Não foi um atentado, foi uma forma de chamar a atenção a um problema que acontece na Inglaterra, na Alemanha, na França e qualquer outro país que detenha ilegalmente ou imoralmente obras de arte de outros países. É parecido com as manifestações do GreenPeace que colocam faixas em instalações para chamar a atenção a certos problemas. Então, o responsável ou responsáveis devem ser ativistas.

– Mas poderiam ter destruído a coluna, disse o Prof.

– Para ativistas, os meios justificam os fins, o inverso do ditado popular. E quer saber, Professor, eu gostei muito do que aconteceu. Assim, os ingleses perdem um pouco da soberba e a Grécia saiu fortalecida.

– Anastassios, não houve problemas para você? Afinal a segurança do museu é sua responsabilidade.
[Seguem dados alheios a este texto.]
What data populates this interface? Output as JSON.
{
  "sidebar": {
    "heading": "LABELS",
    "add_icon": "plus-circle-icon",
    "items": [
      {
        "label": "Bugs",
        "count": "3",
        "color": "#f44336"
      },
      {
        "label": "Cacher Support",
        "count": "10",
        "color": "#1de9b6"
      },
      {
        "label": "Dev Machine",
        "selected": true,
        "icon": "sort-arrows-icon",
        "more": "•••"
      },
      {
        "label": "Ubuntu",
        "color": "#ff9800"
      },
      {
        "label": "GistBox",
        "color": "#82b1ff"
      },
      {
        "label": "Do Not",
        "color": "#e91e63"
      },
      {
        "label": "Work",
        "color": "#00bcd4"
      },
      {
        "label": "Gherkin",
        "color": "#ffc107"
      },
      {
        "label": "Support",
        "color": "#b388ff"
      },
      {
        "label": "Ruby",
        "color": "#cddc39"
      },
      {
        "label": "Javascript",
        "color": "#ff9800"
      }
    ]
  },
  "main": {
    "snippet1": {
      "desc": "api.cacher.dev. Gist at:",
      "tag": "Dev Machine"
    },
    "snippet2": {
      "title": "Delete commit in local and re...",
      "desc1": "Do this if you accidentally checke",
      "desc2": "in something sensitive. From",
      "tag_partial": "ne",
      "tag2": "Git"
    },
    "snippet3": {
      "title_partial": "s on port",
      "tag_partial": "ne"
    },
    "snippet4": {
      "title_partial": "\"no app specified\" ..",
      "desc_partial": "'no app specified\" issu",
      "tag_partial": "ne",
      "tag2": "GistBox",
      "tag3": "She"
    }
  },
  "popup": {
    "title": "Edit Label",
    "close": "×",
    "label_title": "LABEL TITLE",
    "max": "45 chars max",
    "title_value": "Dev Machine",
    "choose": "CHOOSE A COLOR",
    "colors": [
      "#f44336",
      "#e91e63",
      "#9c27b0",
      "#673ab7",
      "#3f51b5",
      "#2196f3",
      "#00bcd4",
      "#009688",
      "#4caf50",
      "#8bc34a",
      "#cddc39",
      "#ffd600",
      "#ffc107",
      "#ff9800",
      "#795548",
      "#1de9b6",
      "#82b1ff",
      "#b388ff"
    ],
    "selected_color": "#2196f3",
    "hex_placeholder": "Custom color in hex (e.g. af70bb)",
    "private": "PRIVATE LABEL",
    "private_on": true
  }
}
– Não Anastidis. Eu saí fortalecido porque garanti a segurança da coluna antes durante e depois da instalação do sistema e, após o tumulto, minha equipe cuidou para que nada mais acontecesse. Conseguimos a evacuação do museu sem qualquer intercorrência. Minha equipe foi fantástica e elogiada pelas autoridades.

– Muito bom. Agora, resta saber quem foi.

– Seja quem for, será condenado na Inglaterra e deveria ser condecorado aqui na Grécia.

Ambos riram.

A verdade é que, conforme comprovado pelo MI6, o problema ficou centrado no software que comanda os movimentos dos dispositivos lazer. Ao invés de criar um perímetro de segurança, foi ativado de forma a intensificar os raios e escrever o texto que ficou impresso na Cariátide.

Restava agora saber quem fez isso. Alguém de dentro da empresa desenvolvedora do software ou fora e, quem financiou a empreitada.

Esta fase é mais complicada e para dar andamento, tanto empregados atuais como antigos foram intimados a depor.

Em paralelo, todos os museus, mormente os europeus e norte americanos, que detém objetos confiscados ou roubados de outros países, passaram a ter outros cuidados.

Ongs e organizações não governamentais e multilaterais agora sofrem pressão para devolver todos os objetos que não sejam de sua própria cultura ou país.

Ingressos não remuneram a honra perdida de culturas milenares, saqueadas por colonizadores.